American law enforcement agencies reported more than 7,100 hate crimes to the FBI in 2017, a 17 percent uptick from the 6,121 reported in 2016, even as violent crime resumed its slow downward trend after increases in 2015 and 2016.
Retired school teacher Peter Gust was probably unaware of the recent news, as he has spent his last few days defending his decision to instruct a group of high school seniors to give a Nazi salute, according to a student present in the group photo.
“I felt unsafe because I go to school with them,” said Baraboo High senior Jordan Blue, who disputed Gust’s version of events to NBC News. “I don’t believe in what they represented and the symbol they shared.”
Gust’s photo, which has been shared widely since its release, has been taken down and replaced with an apology.
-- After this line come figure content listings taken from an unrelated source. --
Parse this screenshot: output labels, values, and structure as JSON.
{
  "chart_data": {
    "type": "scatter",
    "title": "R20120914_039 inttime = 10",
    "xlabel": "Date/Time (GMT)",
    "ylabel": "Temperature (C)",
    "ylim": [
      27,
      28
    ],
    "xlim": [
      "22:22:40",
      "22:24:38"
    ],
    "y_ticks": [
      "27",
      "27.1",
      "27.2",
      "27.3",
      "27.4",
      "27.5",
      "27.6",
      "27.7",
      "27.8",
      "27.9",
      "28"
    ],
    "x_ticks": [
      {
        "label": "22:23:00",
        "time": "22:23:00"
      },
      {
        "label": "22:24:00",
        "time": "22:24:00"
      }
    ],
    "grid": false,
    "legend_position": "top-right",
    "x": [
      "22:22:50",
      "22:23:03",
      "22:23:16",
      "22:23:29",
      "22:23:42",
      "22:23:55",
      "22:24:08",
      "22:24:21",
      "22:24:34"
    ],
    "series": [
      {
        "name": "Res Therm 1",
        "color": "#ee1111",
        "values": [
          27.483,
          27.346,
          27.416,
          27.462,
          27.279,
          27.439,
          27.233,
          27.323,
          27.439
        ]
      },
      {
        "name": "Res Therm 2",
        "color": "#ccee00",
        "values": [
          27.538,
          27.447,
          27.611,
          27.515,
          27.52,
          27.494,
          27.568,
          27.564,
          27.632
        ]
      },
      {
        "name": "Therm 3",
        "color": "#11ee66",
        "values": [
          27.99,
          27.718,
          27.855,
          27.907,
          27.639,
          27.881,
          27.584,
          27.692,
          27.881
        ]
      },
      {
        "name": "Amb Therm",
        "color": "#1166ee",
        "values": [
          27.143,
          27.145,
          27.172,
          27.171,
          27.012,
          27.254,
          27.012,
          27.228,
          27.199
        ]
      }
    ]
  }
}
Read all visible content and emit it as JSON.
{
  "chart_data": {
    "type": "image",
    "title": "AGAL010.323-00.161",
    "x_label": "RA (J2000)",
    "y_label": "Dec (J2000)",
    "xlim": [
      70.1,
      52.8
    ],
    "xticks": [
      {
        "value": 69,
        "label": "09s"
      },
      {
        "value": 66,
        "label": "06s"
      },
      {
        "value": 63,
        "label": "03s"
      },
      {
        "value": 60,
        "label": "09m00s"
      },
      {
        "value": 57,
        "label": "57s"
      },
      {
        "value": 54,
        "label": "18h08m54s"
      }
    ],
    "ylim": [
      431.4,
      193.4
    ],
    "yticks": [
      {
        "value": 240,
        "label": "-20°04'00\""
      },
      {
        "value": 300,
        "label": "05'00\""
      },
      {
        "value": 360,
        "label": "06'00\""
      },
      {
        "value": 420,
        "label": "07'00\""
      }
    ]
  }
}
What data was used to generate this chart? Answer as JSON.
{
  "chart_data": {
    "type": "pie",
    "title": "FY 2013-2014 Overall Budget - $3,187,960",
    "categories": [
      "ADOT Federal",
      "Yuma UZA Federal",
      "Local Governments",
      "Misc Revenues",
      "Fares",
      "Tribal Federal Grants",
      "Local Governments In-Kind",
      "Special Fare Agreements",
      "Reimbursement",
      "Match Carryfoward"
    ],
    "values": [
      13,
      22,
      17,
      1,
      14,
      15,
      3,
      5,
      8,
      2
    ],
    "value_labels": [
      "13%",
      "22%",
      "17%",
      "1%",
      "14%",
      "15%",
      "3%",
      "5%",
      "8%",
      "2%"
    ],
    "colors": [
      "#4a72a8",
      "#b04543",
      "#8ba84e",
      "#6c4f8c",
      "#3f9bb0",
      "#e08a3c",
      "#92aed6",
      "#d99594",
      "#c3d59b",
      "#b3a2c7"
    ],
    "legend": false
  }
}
Nearly 3 out of 5 of the more than 7,000 hate crimes reported targeted individuals based on their race or ethnicity. At least 2,013 hate crimes targeted black citizens, while 938 targeted Jewish Americans.
Trinidad native Marie Washington, who was stabbed repeatedly in a Brooklyn subway station while being called a “black bitch” by her white, male attacker should be notified. Her victimization might not be a hate crime, but we anticipate she’d be happy to know that nationwide reporting is up when she has her chest tube removed.
Acting Attorney General Matthew A. G. Whitaker said the latest numbers are “a call to action—and we will heed that call. The Department of Justice’s top priority is to reduce violent crime in America, and hate crimes are violent crimes. They are also despicable violations of our core values as Americans.”
While police departments nationwide continue to boost reporting, numbers shouldn’t be taken as sacrosanct; a large number of law enforcement agencies don’t report hate crimes due to differing laws and definitions. When taken into account alongside the potentially dubious nature of reporting hate crimes to, well, law enforcement, and a grim picture grows even darker.